Focus is the single most important factor that will determine whether your dreams come true or not. Depending on what your dreams are, there are so many rivers to cross. Some hurdles look quite formidable, and a lot of folks give up at the first sign of a setback.
Focus helps you put your act together. It helps you mobilize your resources and channel them in one direction. That way, you make progress consistently in the direction of your goal or milestones.
Imagine the lamps in the front of your car. Most models use the same size and bulb and wattage. What makes a full beam is focus. Driving on a dark road at midnight, you can see up to a kilometer ahead. If the beam is focussed further, it can generate heat. Focussed further still, it cut through some materials. That is the power of focus.
To fulfil your dreams, you have to break it down into actionable segments, goals. Fulfilling the dream involves achieving the goals that make up the dream. Focus enables you meet your goals.
Without focus, you become distracted. You lose direction. Your priorities get messed up. You start to look in different directions. This may involve beginning other projects, when the one at hand has not been pursued to a logical conclusion. The cycle continues, and the net effect is that you litter the landscape with abandoned projects. If you consider the time, energy and resources committed into these abandoned projects, put together and focussed on one project, results would have been achieved.
This brings to mind a simple experiment we did in junior high. To draw a simple straight line from point A to point B, without using a straight edge. To do that successfully, we were instructed to mark out the two points at two opposite ends of a plain sheet of paper. Then placing our pencil on point A, we were to keep our eyes on point B, as we draw the line. The net effect was a simple (maybe not perfect) straight line from point A to B. We were told to repeat the experiment, this time, place our pencil at point a, and keep our eyes on the pencil as it makes its way to point B. You can guess the result; a wavy line from point A to nowhere. By the time the pencil got to the opposite edge of the paper, we had to look for point B is. We had all gone way off mark.

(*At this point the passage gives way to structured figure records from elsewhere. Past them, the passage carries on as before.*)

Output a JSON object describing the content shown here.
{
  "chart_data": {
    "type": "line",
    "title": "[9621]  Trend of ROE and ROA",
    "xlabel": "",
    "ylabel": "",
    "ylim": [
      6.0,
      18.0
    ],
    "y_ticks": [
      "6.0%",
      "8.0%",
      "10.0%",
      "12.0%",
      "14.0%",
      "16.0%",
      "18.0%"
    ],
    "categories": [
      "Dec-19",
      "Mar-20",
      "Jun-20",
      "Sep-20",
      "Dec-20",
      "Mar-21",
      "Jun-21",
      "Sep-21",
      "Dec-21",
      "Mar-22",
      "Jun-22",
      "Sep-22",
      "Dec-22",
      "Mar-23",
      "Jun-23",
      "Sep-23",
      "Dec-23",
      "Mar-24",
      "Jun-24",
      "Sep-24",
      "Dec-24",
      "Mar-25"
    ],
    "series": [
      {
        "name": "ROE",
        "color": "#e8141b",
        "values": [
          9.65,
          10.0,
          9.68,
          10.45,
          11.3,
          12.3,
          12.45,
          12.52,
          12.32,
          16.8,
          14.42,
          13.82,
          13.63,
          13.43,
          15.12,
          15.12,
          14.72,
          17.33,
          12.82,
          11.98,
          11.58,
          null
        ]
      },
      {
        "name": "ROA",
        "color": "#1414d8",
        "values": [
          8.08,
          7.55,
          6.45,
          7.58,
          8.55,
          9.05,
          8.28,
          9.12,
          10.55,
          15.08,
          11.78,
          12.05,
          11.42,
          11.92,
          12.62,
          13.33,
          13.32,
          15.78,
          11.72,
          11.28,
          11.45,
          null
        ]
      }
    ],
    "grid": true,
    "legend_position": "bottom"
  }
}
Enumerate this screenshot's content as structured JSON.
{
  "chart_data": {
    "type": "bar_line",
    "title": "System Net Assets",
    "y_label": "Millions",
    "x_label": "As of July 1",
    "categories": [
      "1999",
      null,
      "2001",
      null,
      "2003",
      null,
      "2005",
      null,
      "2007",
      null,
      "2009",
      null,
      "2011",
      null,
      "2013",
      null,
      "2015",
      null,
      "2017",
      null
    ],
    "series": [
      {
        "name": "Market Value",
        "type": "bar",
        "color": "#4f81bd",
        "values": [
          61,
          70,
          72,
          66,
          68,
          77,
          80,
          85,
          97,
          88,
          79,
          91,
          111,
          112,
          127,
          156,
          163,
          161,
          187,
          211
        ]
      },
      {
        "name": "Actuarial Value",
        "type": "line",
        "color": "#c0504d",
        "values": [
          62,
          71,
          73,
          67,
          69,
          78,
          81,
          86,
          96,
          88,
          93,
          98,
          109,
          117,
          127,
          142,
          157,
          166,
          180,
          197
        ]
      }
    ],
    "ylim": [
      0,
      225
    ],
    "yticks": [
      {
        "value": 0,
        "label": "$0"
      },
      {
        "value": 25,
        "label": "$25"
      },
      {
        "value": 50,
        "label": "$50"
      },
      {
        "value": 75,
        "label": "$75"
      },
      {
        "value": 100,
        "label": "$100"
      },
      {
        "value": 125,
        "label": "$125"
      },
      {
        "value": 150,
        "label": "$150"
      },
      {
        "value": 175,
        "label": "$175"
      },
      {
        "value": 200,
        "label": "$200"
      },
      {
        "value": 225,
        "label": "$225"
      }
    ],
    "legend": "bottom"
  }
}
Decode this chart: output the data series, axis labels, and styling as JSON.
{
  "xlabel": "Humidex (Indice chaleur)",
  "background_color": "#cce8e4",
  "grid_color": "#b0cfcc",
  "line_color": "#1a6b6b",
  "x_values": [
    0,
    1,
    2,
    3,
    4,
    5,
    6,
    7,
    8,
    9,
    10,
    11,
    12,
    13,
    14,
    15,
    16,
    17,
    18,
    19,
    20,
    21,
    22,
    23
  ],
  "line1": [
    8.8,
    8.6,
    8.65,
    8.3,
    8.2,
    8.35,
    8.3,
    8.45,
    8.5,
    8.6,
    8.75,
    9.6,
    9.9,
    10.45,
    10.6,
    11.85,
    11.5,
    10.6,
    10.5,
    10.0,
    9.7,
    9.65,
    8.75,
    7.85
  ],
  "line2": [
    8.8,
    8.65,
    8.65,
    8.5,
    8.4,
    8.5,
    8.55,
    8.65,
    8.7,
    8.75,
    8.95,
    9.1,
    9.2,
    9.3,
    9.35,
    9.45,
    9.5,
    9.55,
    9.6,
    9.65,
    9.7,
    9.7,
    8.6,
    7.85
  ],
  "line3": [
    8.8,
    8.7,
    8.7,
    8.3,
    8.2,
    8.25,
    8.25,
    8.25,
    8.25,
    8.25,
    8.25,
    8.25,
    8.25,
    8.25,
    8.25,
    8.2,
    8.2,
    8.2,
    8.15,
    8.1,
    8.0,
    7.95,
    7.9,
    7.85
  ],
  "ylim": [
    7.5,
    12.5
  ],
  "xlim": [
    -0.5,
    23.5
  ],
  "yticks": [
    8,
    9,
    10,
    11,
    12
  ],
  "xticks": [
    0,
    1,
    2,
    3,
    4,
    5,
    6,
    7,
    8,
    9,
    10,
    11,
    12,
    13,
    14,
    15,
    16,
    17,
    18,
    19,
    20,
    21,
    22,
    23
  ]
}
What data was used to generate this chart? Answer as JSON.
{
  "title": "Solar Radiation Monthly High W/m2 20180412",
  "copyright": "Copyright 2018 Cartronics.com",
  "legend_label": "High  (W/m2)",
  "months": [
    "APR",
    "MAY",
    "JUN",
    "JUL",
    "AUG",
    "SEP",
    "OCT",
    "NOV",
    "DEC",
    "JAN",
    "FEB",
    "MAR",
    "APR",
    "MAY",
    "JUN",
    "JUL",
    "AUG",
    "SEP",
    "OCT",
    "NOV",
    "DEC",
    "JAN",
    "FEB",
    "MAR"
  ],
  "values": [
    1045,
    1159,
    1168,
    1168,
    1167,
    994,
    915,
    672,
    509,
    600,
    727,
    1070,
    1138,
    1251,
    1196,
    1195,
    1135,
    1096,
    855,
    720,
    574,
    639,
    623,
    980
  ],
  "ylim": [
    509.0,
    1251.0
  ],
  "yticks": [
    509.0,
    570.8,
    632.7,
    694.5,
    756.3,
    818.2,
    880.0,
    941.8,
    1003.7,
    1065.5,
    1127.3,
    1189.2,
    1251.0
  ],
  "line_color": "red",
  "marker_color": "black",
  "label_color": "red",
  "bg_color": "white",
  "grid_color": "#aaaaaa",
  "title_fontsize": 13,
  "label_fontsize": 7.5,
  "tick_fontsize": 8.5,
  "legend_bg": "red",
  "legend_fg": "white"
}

It was a simple and powerful lesson in focus, though sadly, few of us took it to heart; keep your eyes where you are going, and you will get there. Keep your eyes where you are, and you will get lost.
Have you ever wondered what is the difference between a magnet and a nail? They are both made of carbon steel. It is in its molecular structure. Each has a north and south polarity. In the magnet, all the molecules are in perfect alignment, all north poles pointing in one direction (to make the north pole) and all south poles pointing in the opposite direction (to make the south pole). This is what accumulates to constitute the magnetic force. In the nail, the alignment is haphazard. They point in all directions. The net effect is that the electromagnetic forces cancel themselves and the resultant magnetic force is nil.
If you bring a nail within the magnetic field of a magnet, it sucks it in. While still attached to the magnet, the nail becomes a magnet too, and can magnet other metals. What happens is the magnetic force of the magnet forces the molecules in the nail to put its act together and line up in one direction. If you remove the nail, its molecular array returns to its former state, and it becomes a non-magnet one more time.
The magnet is a focused guy. He pulls its resources together and achieves. The nail is a confused guy, he deploys its resources in all directions, jumps from project to project and cancels out whatever progress he would have made.
As a shrewd manager of or time, energy and resources we need to plan and focus. You may have a thousand ideas. Create an idea bank in your computer and store them for safekeeping. Each idea has its time. Nothing can stop an idea whose time has come. If you run before time, you wear yourself out, and add your idea to your database of abandoned projects. Instead of the idea motivating you, it now becomes a source of discouragement.
Each well-run army knows its strategic strengths, and how many theatres of war it can prosecute simultaneously. If it over stretches itself, it sets itself up for defeat.
It may be time step back review your current ongoing projects. Take a second look at your short term and long term goals. Do you still believe in your dream? If so, look at projects that are on the critical path to the fulfillment of your dream. Suspend projects that distract you from getting to where you are headed. If all your ongoing projects are relevant, assign priorities to them, continue with the most critical, and keep the others in view. Pursue one project to its logical conclusion. It may not necessarily mean staying permanently on one project. You can push it to a stage that it becomes self-sustaining or delegate-able to others, then delegate and move on. It will continue to thrive, as you break new grounds. Also you can take on other projects, if and only if they do not distract you, or slow down your primary thrust.
It does not make sense to complain that you don't have enough time to do the things you need to do, simply because you got your life cluttered with so many things that are nice, but not absolutely necessary.